Step S4：Webpage in each marking class is extracted into content by extracting rule；For the new webpage of identical source The marking class belonging to webpage is determined also by the web page characteristics of marking class, then according to the decimation rule of the marking class webpage come Carry out the extraction of content.

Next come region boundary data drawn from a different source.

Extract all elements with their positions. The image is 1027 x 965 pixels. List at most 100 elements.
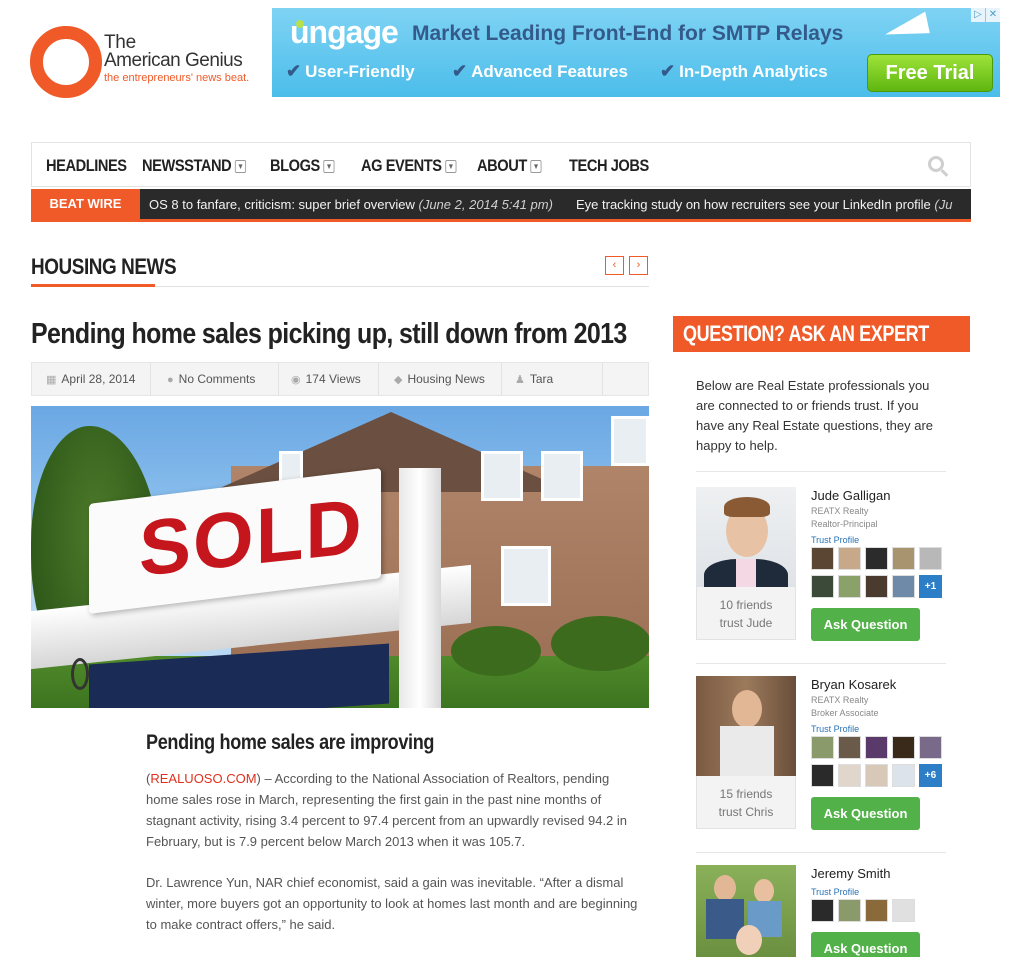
meta-author[interactable]: ♟Tara Steele	[503, 363, 603, 419]
more-friends-badge[interactable]: +6	[919, 764, 942, 787]
trust-profile-link[interactable]: Trust Profile	[811, 535, 859, 545]
friend-avatar[interactable]	[838, 764, 861, 787]
agent-name[interactable]: Jude Galligan	[811, 488, 891, 503]
beat-wire-item[interactable]: OS 8 to fanfare, criticism: super brief …	[149, 197, 553, 212]
meta-views: ◉ 174 Views	[279, 363, 379, 395]
friend-avatar[interactable]	[865, 764, 888, 787]
site-logo-ring[interactable]	[30, 26, 102, 98]
friend-avatar[interactable]	[892, 547, 915, 570]
window-graphic	[481, 451, 523, 501]
friend-avatar[interactable]	[838, 736, 861, 759]
friend-avatar[interactable]	[892, 575, 915, 598]
chevron-down-icon[interactable]: ▼	[323, 160, 335, 174]
sidebar-intro: Below are Real Estate professionals you …	[696, 378, 934, 453]
more-friends-badge[interactable]: +1	[919, 575, 942, 598]
sign-chain	[71, 658, 89, 690]
agent-photo[interactable]	[696, 676, 796, 776]
nav-item-about[interactable]: ABOUT ▼	[477, 156, 542, 176]
friend-avatar[interactable]	[811, 547, 834, 570]
friend-avatar[interactable]	[838, 547, 861, 570]
article-meta-bar: ▦ April 28, 2014 ● No Comments ◉ 174 Views …	[31, 362, 649, 419]
nav-item-tech-jobs[interactable]: TECH JOBS	[569, 156, 649, 176]
face-graphic	[732, 690, 762, 728]
ask-question-button[interactable]: Ask Question	[811, 932, 920, 957]
nav-item-newsstand[interactable]: NEWSSTAND ▼	[142, 156, 246, 176]
agent-name[interactable]: Bryan Kosarek	[811, 677, 896, 692]
ad-brand: ungage	[290, 14, 399, 50]
hair-graphic	[724, 497, 770, 517]
ad-close-icon[interactable]: ✕	[986, 8, 1000, 22]
agent-name[interactable]: Jeremy Smith	[811, 866, 890, 881]
search-icon[interactable]	[928, 156, 944, 172]
agent-photo[interactable]	[696, 487, 796, 587]
bush-graphic	[551, 616, 649, 671]
ad-brand-dot-icon	[296, 20, 304, 28]
next-arrow-button[interactable]: ›	[629, 256, 648, 275]
ad-free-trial-button[interactable]: Free Trial	[867, 54, 993, 92]
friend-avatar[interactable]	[811, 899, 834, 922]
ask-question-button[interactable]: Ask Question	[811, 797, 920, 830]
chevron-down-icon[interactable]: ▼	[234, 160, 246, 174]
prev-arrow-button[interactable]: ‹	[605, 256, 624, 275]
shirt-graphic	[736, 559, 756, 587]
checkmark-icon: ✔	[286, 61, 302, 81]
friend-avatar[interactable]	[865, 575, 888, 598]
divider	[696, 471, 946, 472]
chevron-down-icon[interactable]: ▼	[530, 160, 542, 174]
nav-item-headlines[interactable]: HEADLINES	[46, 156, 127, 176]
meta-date: ▦ April 28, 2014	[32, 363, 151, 395]
checkmark-icon: ✔	[660, 61, 676, 81]
friend-avatar[interactable]	[811, 575, 834, 598]
friend-avatar[interactable]	[892, 899, 915, 922]
friend-avatar[interactable]	[811, 736, 834, 759]
ad-banner[interactable]: ungage Market Leading Front-End for SMTP…	[272, 8, 1000, 97]
friend-avatar[interactable]	[865, 899, 888, 922]
friend-avatar[interactable]	[892, 764, 915, 787]
article-title[interactable]: Pending home sales picking up, still dow…	[31, 318, 627, 351]
friend-avatar[interactable]	[811, 764, 834, 787]
friend-avatar[interactable]	[865, 547, 888, 570]
article-hero-image[interactable]: SOLD	[31, 406, 649, 708]
logo-title-line2[interactable]: American Genius	[104, 51, 243, 71]
trust-profile-link[interactable]: Trust Profile	[811, 724, 859, 734]
ad-info-icon[interactable]: ▷	[971, 8, 985, 22]
friend-avatar[interactable]	[919, 547, 942, 570]
beat-wire-item[interactable]: Eye tracking study on how recruiters see…	[576, 197, 952, 212]
nav-item-blogs[interactable]: BLOGS ▼	[270, 156, 335, 176]
friends-count: 15 friends trust Chris	[718, 787, 774, 819]
eye-icon: ◉	[291, 374, 301, 386]
friend-avatar[interactable]	[865, 736, 888, 759]
friend-avatar[interactable]	[892, 736, 915, 759]
trust-profile-link[interactable]: Trust Profile	[811, 887, 859, 897]
source-link[interactable]: REALUOSO.COM	[150, 771, 256, 786]
window-graphic	[611, 416, 649, 466]
beat-wire-label: BEAT WIRE	[31, 189, 140, 219]
agent-company: REATX Realty	[811, 506, 869, 516]
ad-feature-3: ✔ In-Depth Analytics	[660, 61, 828, 81]
chevron-down-icon[interactable]: ▼	[445, 160, 457, 174]
checkmark-icon: ✔	[452, 61, 468, 81]
agent-role: Broker Associate	[811, 708, 879, 718]
ask-question-button[interactable]: Ask Question	[811, 608, 920, 641]
friend-avatar[interactable]	[919, 736, 942, 759]
ad-title: Market Leading Front-End for SMTP Relays	[412, 22, 844, 45]
paper-plane-icon	[882, 11, 930, 43]
friend-avatar[interactable]	[838, 899, 861, 922]
face-graphic	[754, 879, 774, 903]
friend-avatar[interactable]	[838, 575, 861, 598]
main-nav: HEADLINES NEWSSTAND ▼ BLOGS ▼ AG EVENTS ▼ A…	[31, 142, 971, 187]
article-subheading: Pending home sales are improving	[146, 731, 435, 754]
meta-comments[interactable]: ● No Comments	[155, 363, 279, 395]
ad-feature-1: ✔ User-Friendly	[286, 61, 415, 81]
jacket-graphic	[720, 726, 774, 776]
sign-post	[399, 468, 441, 708]
agent-photo[interactable]	[696, 865, 796, 957]
face-graphic	[736, 925, 762, 955]
window-graphic	[541, 451, 583, 501]
beat-wire-ticker: BEAT WIRE OS 8 to fanfare, criticism: su…	[31, 189, 971, 222]
friends-count: 10 friends trust Jude	[719, 598, 773, 630]
nav-item-ag-events[interactable]: AG EVENTS ▼	[361, 156, 457, 176]
article-paragraph: (REALUOSO.COM) – According to the Nation…	[146, 771, 628, 849]
article-paragraph: Dr. Lawrence Yun, NAR chief economist, s…	[146, 875, 638, 932]
meta-category[interactable]: ◆ Housing News	[382, 363, 502, 395]
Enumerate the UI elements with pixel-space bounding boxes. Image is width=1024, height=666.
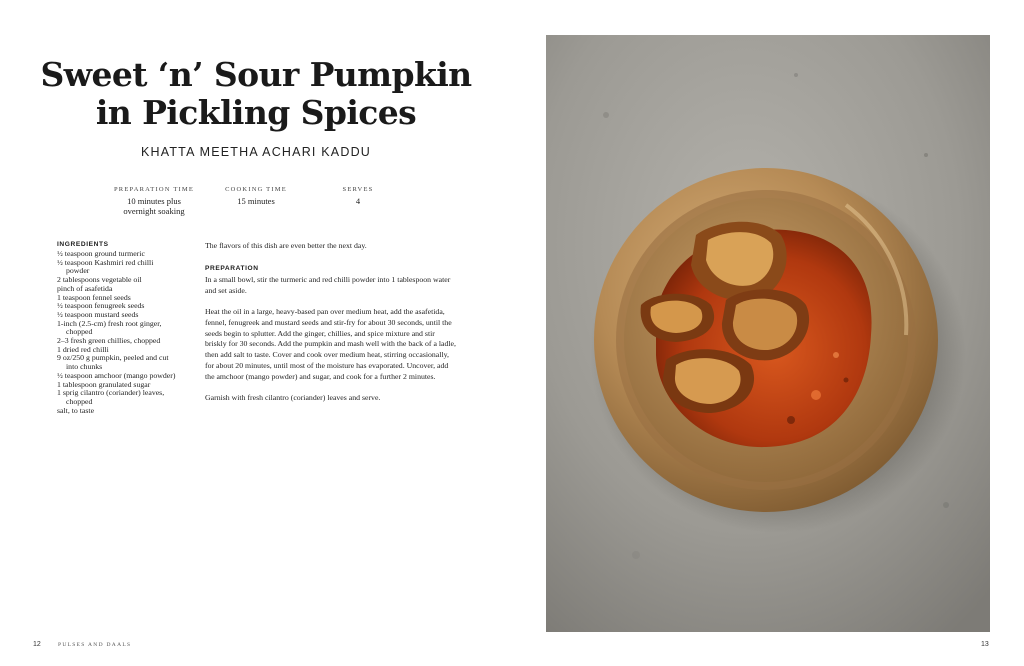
title-line-1: Sweet ‘n’ Sour Pumpkin bbox=[40, 55, 472, 94]
method-section: The flavors of this dish are even better… bbox=[205, 241, 457, 404]
footer-section-name: PULSES AND DAALS bbox=[58, 642, 132, 648]
meta-value: 15 minutes bbox=[237, 196, 275, 206]
meta-label: PREPARATION TIME bbox=[113, 186, 195, 193]
ingredient-item: ½ teaspoon Kashmiri red chilli powder bbox=[57, 257, 154, 276]
ingredients-section: INGREDIENTS ½ teaspoon ground turmeric ½… bbox=[57, 240, 177, 415]
meta-cooking-time: COOKING TIME 15 minutes bbox=[216, 185, 296, 206]
left-page: Sweet ‘n’ Sour Pumpkin in Pickling Spice… bbox=[0, 0, 545, 666]
meta-label: SERVES bbox=[342, 186, 374, 193]
recipe-subtitle: KHATTA MEETHA ACHARI KADDU bbox=[140, 145, 372, 159]
preparation-heading: PREPARATION bbox=[205, 264, 259, 272]
ingredient-item: 9 oz/250 g pumpkin, peeled and cut into … bbox=[57, 353, 169, 372]
preparation-step: In a small bowl, stir the turmeric and r… bbox=[205, 274, 451, 295]
right-page-number: 13 bbox=[981, 641, 989, 648]
ingredient-item: salt, to taste bbox=[57, 405, 95, 415]
meta-value: 10 minutes plus overnight soaking bbox=[123, 196, 185, 216]
left-page-number: 12 bbox=[33, 641, 41, 648]
recipe-intro: The flavors of this dish are even better… bbox=[205, 241, 367, 250]
ingredient-item: 1-inch (2.5-cm) fresh root ginger, chopp… bbox=[57, 318, 162, 337]
recipe-title: Sweet ‘n’ Sour Pumpkin in Pickling Spice… bbox=[30, 56, 482, 132]
title-line-2: in Pickling Spices bbox=[95, 93, 417, 132]
meta-preparation-time: PREPARATION TIME 10 minutes plus overnig… bbox=[108, 185, 200, 216]
ingredient-item: 1 sprig cilantro (coriander) leaves, cho… bbox=[57, 388, 165, 406]
preparation-step: Heat the oil in a large, heavy-based pan… bbox=[205, 306, 456, 382]
meta-label: COOKING TIME bbox=[225, 186, 287, 193]
ingredients-heading: INGREDIENTS bbox=[57, 241, 109, 248]
preparation-step: Garnish with fresh cilantro (coriander) … bbox=[205, 393, 381, 403]
pumpkin-dish-illustration bbox=[546, 35, 990, 632]
meta-serves: SERVES 4 bbox=[328, 185, 388, 206]
ingredients-list: ½ teaspoon ground turmeric ½ teaspoon Ka… bbox=[57, 249, 177, 415]
meta-value: 4 bbox=[355, 196, 361, 206]
dish-photo bbox=[546, 35, 990, 632]
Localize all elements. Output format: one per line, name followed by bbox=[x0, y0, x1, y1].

2. a kind of text message extracting method based on website construction according to claim 1, it is characterised in that：Step S2 Specifically include following steps：

Step S21：Using the path of each block node in dom tree as webpage architectural feature, by the side of breadth first traversal Formula travels through webpage dom tree T_d, set of paths F.f is extracted, two tuples F=are constituted<w,f>To represent the architectural feature of webpage w；

s i m (F_{i}, F_{j}) = \frac{c r a d (F_{i} . f \cap F_{j} . f)}{\min (c r a d (F_{i} . f), c r a d (F_{j} . f))};

3. a kind of text message extracting method based on website construction according to claim 1, it is characterised in that：Step S3 Described in the calculating of node density feature comprise the following steps：

p_{t e x t}^{i} = \frac{T_{n}}{T};

Wherein, T_nFor the pure words character number that block node n is included, T is T_dPure words character number in the whole document for representing；Its Middle T_nLink text is not included with T；

p_{l i n k}^{i} = \frac{{lN}_{n}}{l N};

p_{t e x t l}^{i} = \frac{T_{n}}{{lT}_{n}};

Wherein, wherein T_nFor the pure words character number of block node n, lT_nFor the text character number of block node n；Wherein T_nNot comprising chain Meet text, lT_nComprising link text；

Step S34：Calculate combined density eigenvalue H (p) of block node：

H (p)=λ * p1*p2*p3；

Wherein, p={ p | p=p (b), b ∈ B } represents the corresponding path of block node；P1, p2, p3 represent the density of node respectively Feature, takes p1=p_text, p2=1-p_link, p3=p_textl, block node is estimated using H (p).